Ева впервые за долгие пять месяцев ответила на его поцелуй, всегда лишь нехотя позволяя целовать себя, сейчас она отдалась нежному прикосновению полностью. Невольница просто закрыла глаза и забыла кто она, где и зачем вообще существует. Забыла, кто находится перед ней. Забыла о прошлом и настоящем. Делала то, что ей когда-то хотелось делать с Тимором, то, что совсем недавно хотелось делать с Троем — всё, что было ей противно и желанно. Делала молча, не открывая глаз.

Опомнилась девушка, лишь, когда услышала сдавленный стон у самого уха и ощутила, как влажное от пота тело, расслабляясь, тяжело давит на неё сверху. От вернувшегося осязания и смутного понимания происходящего стало тошно. Но она лежала тихо, пытаясь забыться, потерять сознание — что угодно, только бы не открывать глаза.

— Прости меня, — послышался ласковый голос Кирана. — Я люблю тебя…

Это было последней каплей мучительного стыда для подавленной воли, Ева тихо застонала и закрыла лицо руками, не в силах больше сдерживать новую волну слёз.

Юноша приподнялся, сел рядом с ней. Не зная, чем помочь, взял с соседнего кресла плед и прикрыл им обнажённое тело возлюбленной, подрагивающее от тихих всхлипов.

— Ты из-за Троя плачешь? — спросил он, отводя взор.

Она, не ожидая такого вопроса, чуть отвлеклась, приоткрыла глаза, вопросительно глянула на удрученного собеседника, шмыгая носом.

— Я ни за что не поверю, что ты всё это просто придумала, — пожал тот плечами, надевая джинсы, — тем более, я слышал, как брат ругался с тобой той ночью, после которой ушёл. Я дозвонился ему, пытался просто узнать, но он всё отрицал. Трой конечно хорошо умеет врать, но я, всё же, не слепой. Я видел, как ты расцветала в его присутствии, прямо огонь в глазах загорался. Со мной у тебя такого не бывало.

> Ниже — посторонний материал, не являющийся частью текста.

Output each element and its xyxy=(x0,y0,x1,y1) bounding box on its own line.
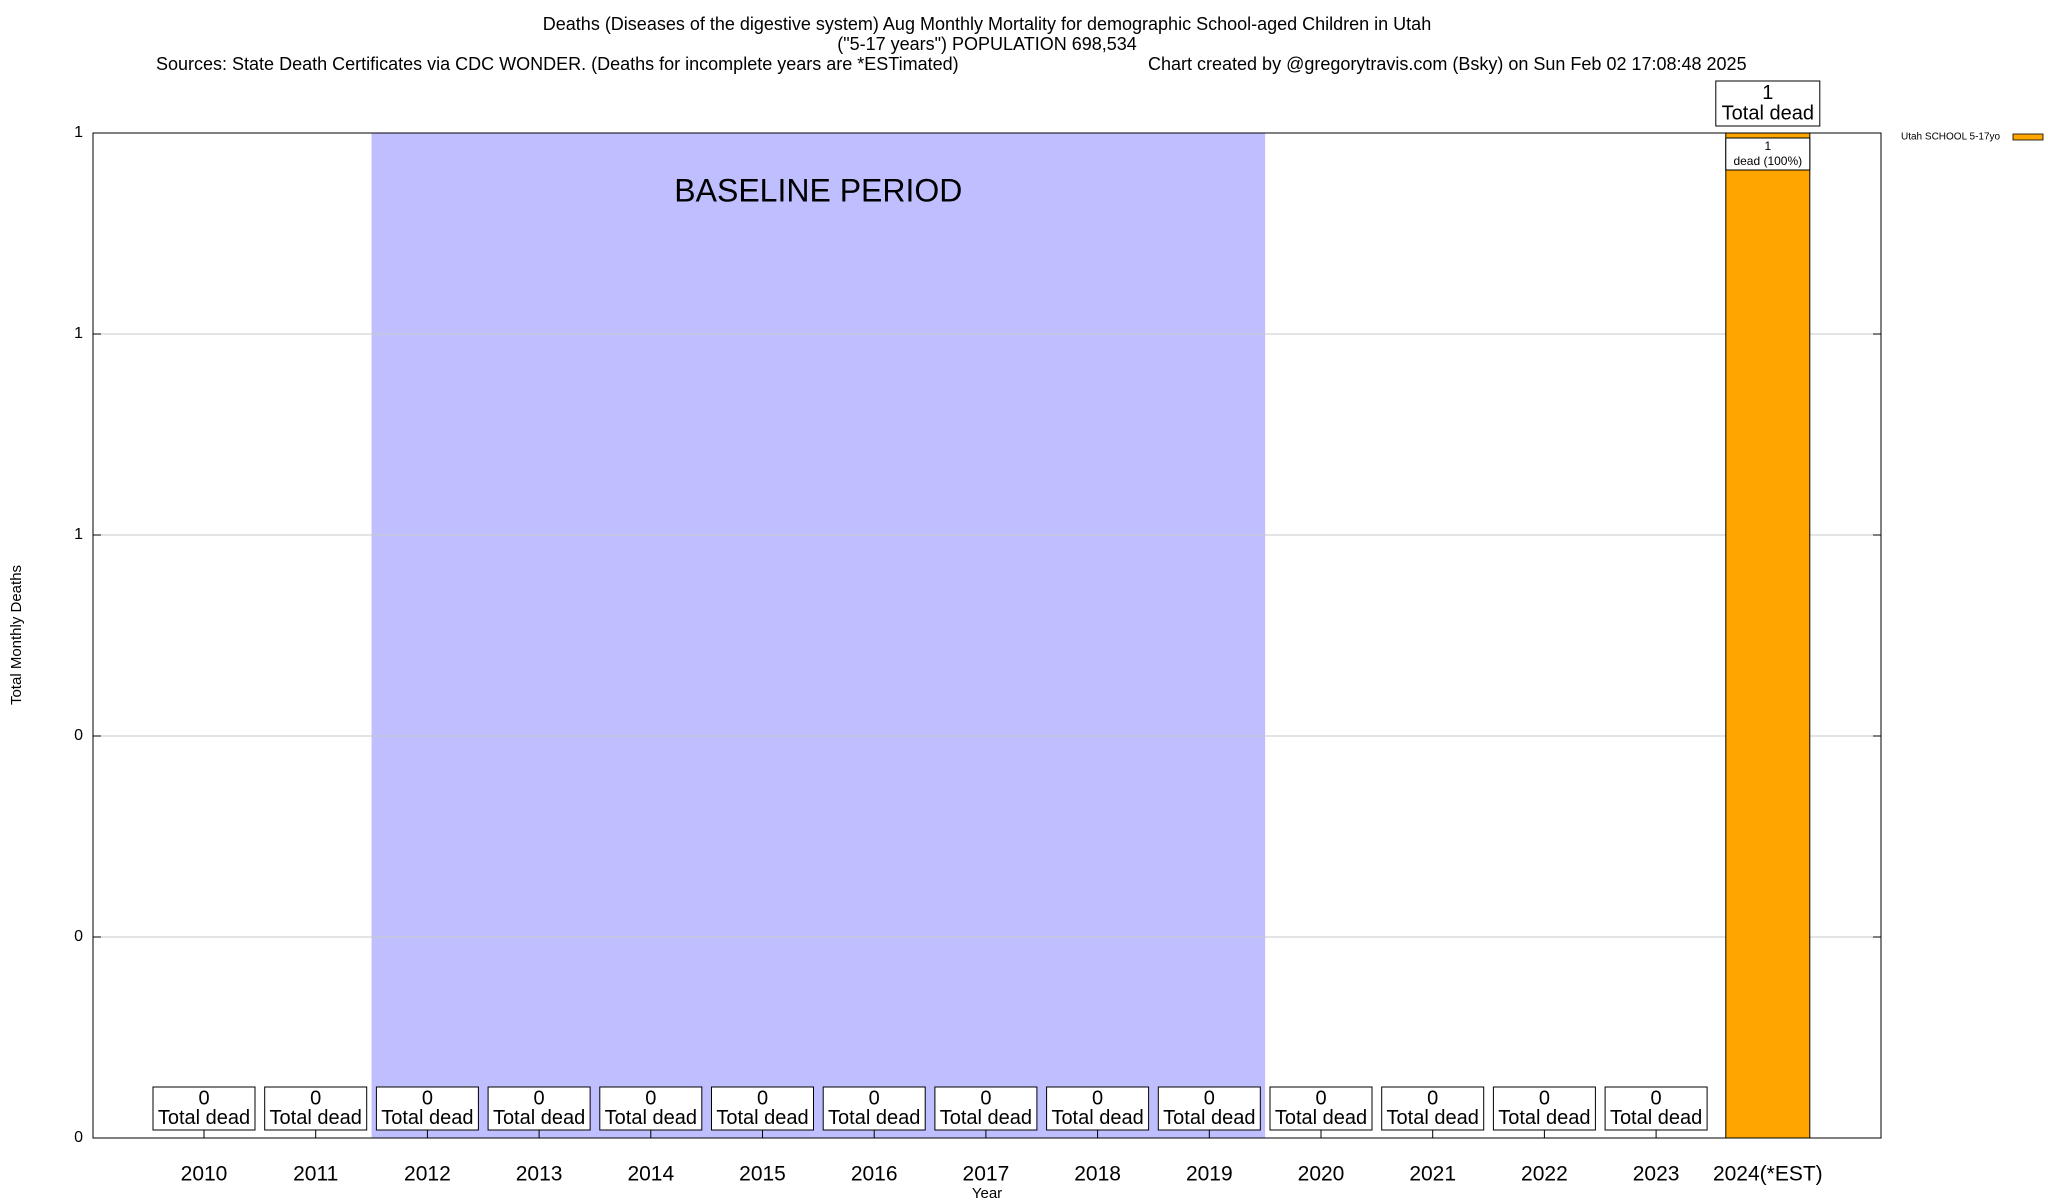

Ева натянула покрывало до самого носа, не зная, как реагировать на догадки Кирана, как оправдываться.

— Ты любишь его? — вдруг спросил он, и голубые глаза пытливо взглянули на растерянную и заплаканную блондинку. Та молчала, боясь даже моргнуть, чтобы он не счёл это ответом.

— Знаешь, — юноша снова отвернулся, — брат — единственный, кто любил меня всегда и никогда не бросал. Всегда слушал, поддерживал и помогал. Поэтому он — единственный человек во всём мире, с которым я готов тебя делить.

Последние слова грохнулись в сознание девушки тяжёлым камнем, раздавив все мысли и чувства, просто уничтожив их в одно мгновение.

— Я поговорю с ним сам, — тихо продолжил Киран. — Только, — он вновь посмотрел на потрясенную избранницу, — прошу тебя, не отвергай меня. Просто будь со мной, как и раньше. Я надеюсь, что брат всё поймёт, и мы сможем быть вместе втроём, не прячась друг от друга.

Ева закрыла глаза и залезла под плед с головой, не желая больше ничего видеть или слышать. Мыслей всё также не было, только глухо стучало в сердце понимание, что её вот-вот безжалостно швырнут вниз — на следующую ступень лестницы, ведущей в ад.